ÖYKÜ
Giriş Tarihi : 28-05-2023 15:12   Güncelleme : 28-05-2023 15:21

Zeytin ve Gül / Birsen Yurdakul Tomurcuklu

Yazan: Birsen Yurdakul Tomurcuklu -ZEYTİN ve GÜL

Zeytin ve Gül / Birsen Yurdakul Tomurcuklu

ZEYTİN ve GÜL

Melek ve Elif, aynı mahallede doğmuş, aynı tozlu sokaklarda koşturmuş, beraber oynamış, ağlamış, gülmüş, üniversiteye kadar aynı okullarda hatta aynı sınıflarda okumuş, kardeşten öte candan arkadaştılar.

Ayrı şehirlerde yaşasalar da sık sık bir araya gelmeye fırsat yaratırlar, özlem giderirlerdi. Yine böyle bir buluşmaydı. Melek, Elif’in daveti üzerine arkadaşına birkaç günlüğüne misafir olacaktı. Melek kitabına dalmış, yolculuğun sonuna geldiğini, vaktin nasıl geçtiğini anlamamıştı. Araba otogara geldiğinde, arabanın camından Elif’i gördü. Elif neşeyle gülüyor, el sallıyordu. Sanki yıllar olmuştu görüşmeyeli. İki arkadaş özlemle kucaklaştılar.

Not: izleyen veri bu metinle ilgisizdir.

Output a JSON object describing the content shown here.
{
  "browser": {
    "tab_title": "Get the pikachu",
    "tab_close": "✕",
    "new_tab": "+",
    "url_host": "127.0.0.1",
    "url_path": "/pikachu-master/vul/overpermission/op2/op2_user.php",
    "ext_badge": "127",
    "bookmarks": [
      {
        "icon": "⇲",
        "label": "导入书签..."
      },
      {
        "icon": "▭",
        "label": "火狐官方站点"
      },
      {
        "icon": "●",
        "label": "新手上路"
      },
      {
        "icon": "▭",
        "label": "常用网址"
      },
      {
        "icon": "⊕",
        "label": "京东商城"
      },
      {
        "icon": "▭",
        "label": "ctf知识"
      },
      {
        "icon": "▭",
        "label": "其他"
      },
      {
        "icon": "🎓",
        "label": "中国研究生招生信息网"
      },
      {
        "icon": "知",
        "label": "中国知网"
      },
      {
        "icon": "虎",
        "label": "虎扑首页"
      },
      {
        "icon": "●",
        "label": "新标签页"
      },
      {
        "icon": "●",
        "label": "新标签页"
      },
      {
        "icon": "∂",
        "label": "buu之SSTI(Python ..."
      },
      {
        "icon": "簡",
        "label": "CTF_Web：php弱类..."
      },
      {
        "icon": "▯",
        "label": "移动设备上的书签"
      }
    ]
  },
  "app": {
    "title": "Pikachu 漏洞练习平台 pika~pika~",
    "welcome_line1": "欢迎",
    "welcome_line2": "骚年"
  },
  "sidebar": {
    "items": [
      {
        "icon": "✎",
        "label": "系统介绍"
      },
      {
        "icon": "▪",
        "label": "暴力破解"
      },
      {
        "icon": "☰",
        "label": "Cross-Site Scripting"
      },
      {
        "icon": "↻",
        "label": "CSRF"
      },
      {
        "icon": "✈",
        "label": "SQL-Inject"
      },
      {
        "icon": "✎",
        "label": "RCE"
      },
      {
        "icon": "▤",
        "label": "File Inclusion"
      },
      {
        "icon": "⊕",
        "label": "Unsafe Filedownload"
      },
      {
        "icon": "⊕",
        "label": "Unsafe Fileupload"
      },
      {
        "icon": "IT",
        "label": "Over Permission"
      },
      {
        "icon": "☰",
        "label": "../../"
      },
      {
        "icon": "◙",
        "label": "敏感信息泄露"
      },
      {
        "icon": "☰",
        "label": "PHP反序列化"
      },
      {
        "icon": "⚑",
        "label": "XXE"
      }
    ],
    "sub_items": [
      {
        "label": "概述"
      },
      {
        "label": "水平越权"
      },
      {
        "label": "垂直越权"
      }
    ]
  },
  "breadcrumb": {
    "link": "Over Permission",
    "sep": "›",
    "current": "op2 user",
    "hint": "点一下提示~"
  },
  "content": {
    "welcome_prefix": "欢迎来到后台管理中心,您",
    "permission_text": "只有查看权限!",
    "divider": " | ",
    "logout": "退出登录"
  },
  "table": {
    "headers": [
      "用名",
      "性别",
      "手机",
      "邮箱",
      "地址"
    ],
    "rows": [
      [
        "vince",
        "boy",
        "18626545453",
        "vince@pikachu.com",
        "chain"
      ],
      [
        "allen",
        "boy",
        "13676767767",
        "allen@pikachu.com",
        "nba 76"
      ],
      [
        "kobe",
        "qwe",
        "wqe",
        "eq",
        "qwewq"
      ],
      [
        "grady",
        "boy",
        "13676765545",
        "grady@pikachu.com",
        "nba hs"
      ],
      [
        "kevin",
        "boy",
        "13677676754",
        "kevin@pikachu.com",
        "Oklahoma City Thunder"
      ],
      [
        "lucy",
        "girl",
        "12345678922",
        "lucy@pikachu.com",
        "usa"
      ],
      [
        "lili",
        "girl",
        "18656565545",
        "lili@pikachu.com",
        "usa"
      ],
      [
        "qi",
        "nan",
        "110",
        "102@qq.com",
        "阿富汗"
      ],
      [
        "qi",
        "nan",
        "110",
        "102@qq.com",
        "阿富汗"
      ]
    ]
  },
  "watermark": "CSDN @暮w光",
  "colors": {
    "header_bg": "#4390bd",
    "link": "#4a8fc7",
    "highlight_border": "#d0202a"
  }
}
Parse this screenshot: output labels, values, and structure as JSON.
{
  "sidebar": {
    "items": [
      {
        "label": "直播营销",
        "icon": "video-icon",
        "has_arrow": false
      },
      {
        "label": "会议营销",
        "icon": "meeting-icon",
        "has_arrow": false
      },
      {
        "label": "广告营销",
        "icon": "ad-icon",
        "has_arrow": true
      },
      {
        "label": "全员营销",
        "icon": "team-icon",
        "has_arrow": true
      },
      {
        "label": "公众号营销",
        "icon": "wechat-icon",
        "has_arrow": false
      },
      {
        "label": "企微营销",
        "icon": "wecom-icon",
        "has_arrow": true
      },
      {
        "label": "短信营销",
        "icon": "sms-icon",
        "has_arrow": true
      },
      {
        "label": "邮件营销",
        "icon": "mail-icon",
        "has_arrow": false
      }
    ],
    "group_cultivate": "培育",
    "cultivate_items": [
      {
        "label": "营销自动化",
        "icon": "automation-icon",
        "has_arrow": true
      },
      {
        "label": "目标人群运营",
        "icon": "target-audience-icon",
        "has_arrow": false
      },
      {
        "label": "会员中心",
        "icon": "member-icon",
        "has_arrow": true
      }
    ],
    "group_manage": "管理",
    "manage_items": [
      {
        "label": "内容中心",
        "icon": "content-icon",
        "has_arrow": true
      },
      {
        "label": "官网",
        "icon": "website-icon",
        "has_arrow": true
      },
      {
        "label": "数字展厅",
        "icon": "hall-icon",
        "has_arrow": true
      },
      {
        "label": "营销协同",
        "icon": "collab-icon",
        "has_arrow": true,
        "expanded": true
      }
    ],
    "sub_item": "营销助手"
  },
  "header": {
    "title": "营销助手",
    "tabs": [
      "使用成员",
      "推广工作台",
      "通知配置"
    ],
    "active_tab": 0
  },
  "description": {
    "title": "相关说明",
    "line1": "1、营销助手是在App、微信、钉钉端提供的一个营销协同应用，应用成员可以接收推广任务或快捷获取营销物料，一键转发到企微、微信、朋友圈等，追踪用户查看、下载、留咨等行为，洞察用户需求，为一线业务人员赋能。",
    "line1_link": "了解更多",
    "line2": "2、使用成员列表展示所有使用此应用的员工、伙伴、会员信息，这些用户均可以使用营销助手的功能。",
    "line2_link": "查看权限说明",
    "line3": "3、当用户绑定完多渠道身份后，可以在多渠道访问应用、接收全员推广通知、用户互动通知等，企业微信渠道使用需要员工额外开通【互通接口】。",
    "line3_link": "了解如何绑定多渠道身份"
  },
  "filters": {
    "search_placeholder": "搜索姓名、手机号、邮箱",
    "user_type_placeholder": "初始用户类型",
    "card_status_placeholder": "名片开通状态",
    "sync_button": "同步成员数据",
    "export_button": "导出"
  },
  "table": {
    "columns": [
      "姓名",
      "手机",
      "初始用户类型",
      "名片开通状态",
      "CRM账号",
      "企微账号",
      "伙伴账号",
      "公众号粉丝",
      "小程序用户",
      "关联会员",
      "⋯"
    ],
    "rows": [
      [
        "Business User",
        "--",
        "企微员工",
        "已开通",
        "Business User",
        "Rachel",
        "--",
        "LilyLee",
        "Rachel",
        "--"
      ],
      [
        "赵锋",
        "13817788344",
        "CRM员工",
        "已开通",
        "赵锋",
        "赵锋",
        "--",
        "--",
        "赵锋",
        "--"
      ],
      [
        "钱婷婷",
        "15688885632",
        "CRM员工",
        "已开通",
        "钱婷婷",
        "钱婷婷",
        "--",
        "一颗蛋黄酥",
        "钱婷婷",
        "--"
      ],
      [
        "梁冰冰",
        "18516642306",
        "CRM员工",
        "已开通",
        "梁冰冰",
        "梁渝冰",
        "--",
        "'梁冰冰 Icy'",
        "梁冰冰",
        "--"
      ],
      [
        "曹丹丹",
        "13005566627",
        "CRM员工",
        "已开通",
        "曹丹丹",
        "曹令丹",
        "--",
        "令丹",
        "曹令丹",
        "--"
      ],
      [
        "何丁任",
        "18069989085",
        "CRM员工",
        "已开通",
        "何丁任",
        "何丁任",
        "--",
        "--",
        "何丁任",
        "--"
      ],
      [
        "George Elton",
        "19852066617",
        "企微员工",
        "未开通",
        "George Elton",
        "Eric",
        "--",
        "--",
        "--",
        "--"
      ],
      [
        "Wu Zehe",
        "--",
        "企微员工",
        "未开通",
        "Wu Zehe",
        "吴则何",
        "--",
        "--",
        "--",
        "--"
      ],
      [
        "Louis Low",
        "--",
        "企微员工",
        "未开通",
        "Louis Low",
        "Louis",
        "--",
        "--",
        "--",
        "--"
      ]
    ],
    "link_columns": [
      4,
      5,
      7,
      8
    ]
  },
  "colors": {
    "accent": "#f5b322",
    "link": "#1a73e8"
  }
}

Elif, Ege’de bir sahil kasabasında yaşıyordu. Küçük şirin bir evi, yine küçük bir bahçesi vardı. Çiçekleri pek severdi. Bahçesinde rengârenk, bolca çiçekler yetiştirmişti. Bahçeyi adeta cennete çevirmişti. Mart ayının ortalarıydı. Havanın serinliğine aldırış etmeden yemeklerini bu güzel bahçede, sohbet ederek yediler. Yemekten sonra Elif “Hadi, sahile gidelim. Biraz oturur geliriz. Güneşte var, hava güzel sayılır” dedi.

Sahilde güzel bir çay bahçesiydi. Hafif rüzgârda dalgalar adeta birbirleriyle oynaşıyordu. Güneş de bulutların arasından bir çıkıyor bir kayboluyordu. Çaylarını yudumlarken hem güzel manzarayı seyrediyor hem de iyot ve yosun kokan havayı içlerine çekiyorlardı.

Bir ara Elif gözlerini kapadı. Dalgaların aralıklarla ve sırayla bazen kuvvetli bazen sakin, hışırtıyla kıyıya vuran sesini dinliyordu. Bestesini doğanın yaptığı en güzel müzikti bu. Köpüklü dalgaların kavuştuğu kumlar mı, sahil mi eviydi denizin? Yoksa her kıyıya vuruşta dalgaların içine çektiği kumlar yuvasına, sevdiğine mi kavuşuyordu kayarak ve kaybolarak?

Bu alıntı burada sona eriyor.